Le CIU-S rassemble partenaires publics et privés afin de réfléchir aux usages santé de demain pour seniors et handicapés et mettre au point des solutions technologiques adaptées : capteurs, traçage...

L'Atelier : Quel est le projet du Centre Innovation et d'Usages Santé (CIU-S) ?
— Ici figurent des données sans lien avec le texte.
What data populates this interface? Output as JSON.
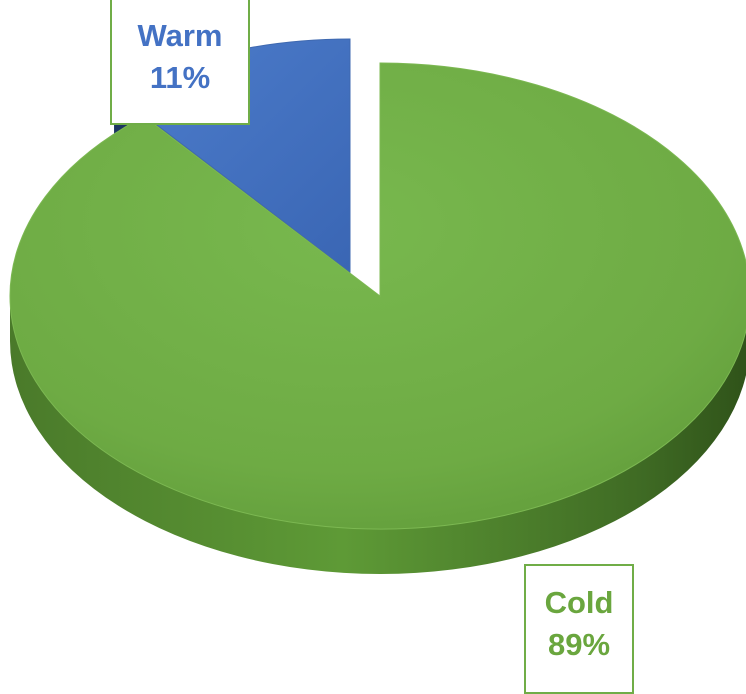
{
  "chart_data": {
    "type": "pie",
    "style": "3d-exploded",
    "slices": [
      {
        "category": "Warm",
        "value": 11,
        "label": "11%",
        "color": "#4472c4"
      },
      {
        "category": "Cold",
        "value": 89,
        "label": "89%",
        "color": "#70ad47"
      }
    ],
    "label_border_color": "#70ad47",
    "legend": "none",
    "title": ""
  }
}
Thierry Semionoff-Bru* : Notre but est de mettre en place une plate-forme de santé permettant de fédérer les usages basés sur les nouvelles technologies liées à la santé, aux personnes âgées ou aux handicapés. L'intérêt étant de trouver les moyens de mieux assister les personnes, et à moindres frais. Le CIU-S regroupe des institutionnels, des fabricants, des chercheurs, des financiers, etc., qui développent des solutions santé et services innovantes. Nous sommes partis des nouveaux usages dont nous commençons à éprouver le besoin : aide à domicile pour la population âgée, hospitalisation à domicile... Nous nous sommes ensuite penchés sur la technologie : GPS, capteurs, RFID, etc. Puis nous avons réuni tous les acteurs innovants spécialisés sur la question, avons mis en place un laboratoire d'intégration, un centre d'évaluation et de standardisation et enfin un centre de valorisation pour voir comment commercialiser une solution.
Quelles seront les technologies que vous privilégierez ?
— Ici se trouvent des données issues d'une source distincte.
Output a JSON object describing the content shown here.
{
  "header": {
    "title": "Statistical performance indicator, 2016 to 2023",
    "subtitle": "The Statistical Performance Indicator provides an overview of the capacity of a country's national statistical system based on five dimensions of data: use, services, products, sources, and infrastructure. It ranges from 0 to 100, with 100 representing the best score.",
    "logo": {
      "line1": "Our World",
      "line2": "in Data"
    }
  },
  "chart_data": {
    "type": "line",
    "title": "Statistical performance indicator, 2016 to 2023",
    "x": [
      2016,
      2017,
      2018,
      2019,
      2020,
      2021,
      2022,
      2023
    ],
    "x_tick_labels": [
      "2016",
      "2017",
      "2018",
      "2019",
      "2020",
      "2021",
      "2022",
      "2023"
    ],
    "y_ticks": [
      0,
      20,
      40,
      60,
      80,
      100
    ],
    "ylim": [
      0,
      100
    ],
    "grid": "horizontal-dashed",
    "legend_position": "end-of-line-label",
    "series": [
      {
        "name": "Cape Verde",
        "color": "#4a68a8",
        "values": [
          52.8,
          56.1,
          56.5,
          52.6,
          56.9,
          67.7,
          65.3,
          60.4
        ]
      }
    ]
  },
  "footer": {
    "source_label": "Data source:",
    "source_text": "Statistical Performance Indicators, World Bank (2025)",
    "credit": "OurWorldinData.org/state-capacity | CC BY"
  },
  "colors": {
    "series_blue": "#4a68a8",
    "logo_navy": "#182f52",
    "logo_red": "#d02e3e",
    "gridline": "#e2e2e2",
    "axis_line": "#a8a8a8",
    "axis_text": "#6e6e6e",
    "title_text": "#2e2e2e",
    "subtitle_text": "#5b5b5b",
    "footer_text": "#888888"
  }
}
Pour le moment, nous nous focalisons sur la télémédecine. Et toutes les solutions que nous souhaitons exploiter tournent autour des technologies de l'habitat, et de localisation d'un individu, en intérieur comme en extérieur. C'est pourquoi nous nous intéressons aux capteurs portés - montre qui intègre un capteur de mouvement, de lumière, etc. - et aux solutions d'identification comme des puces contenant le dossier médical d'une personne atteinte d'Alzheimer et greffées sous la peau, par exemple.
 

Ce type de produits rassure, certes, mais pose également de sérieux problèmes en termes de protection de la vie privée.
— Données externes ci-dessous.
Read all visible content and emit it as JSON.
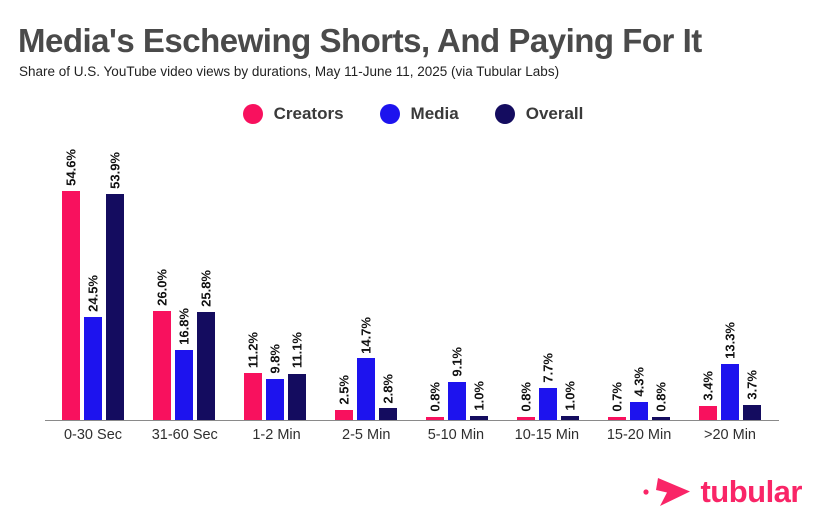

Tout à fait. Mais nous sommes encore bien loin de proposer ce type de solutions. Et un certain nombre d'acteurs intervient dans toutes nos réflexions afin de nous aider à déterminer quels terrains nous pouvons explorer, et comment : organismes de normalisation, comités d'éthique...
Comment êtes-vous financés ?
Nous bénéficions d'une aide de l'Etat et de fonds alloués par nos sociétés partenaires. Nous profitons aussi d'une partie de la technologie de ces mêmes partenaires, en fonction du projet sur lequel nous travaillons.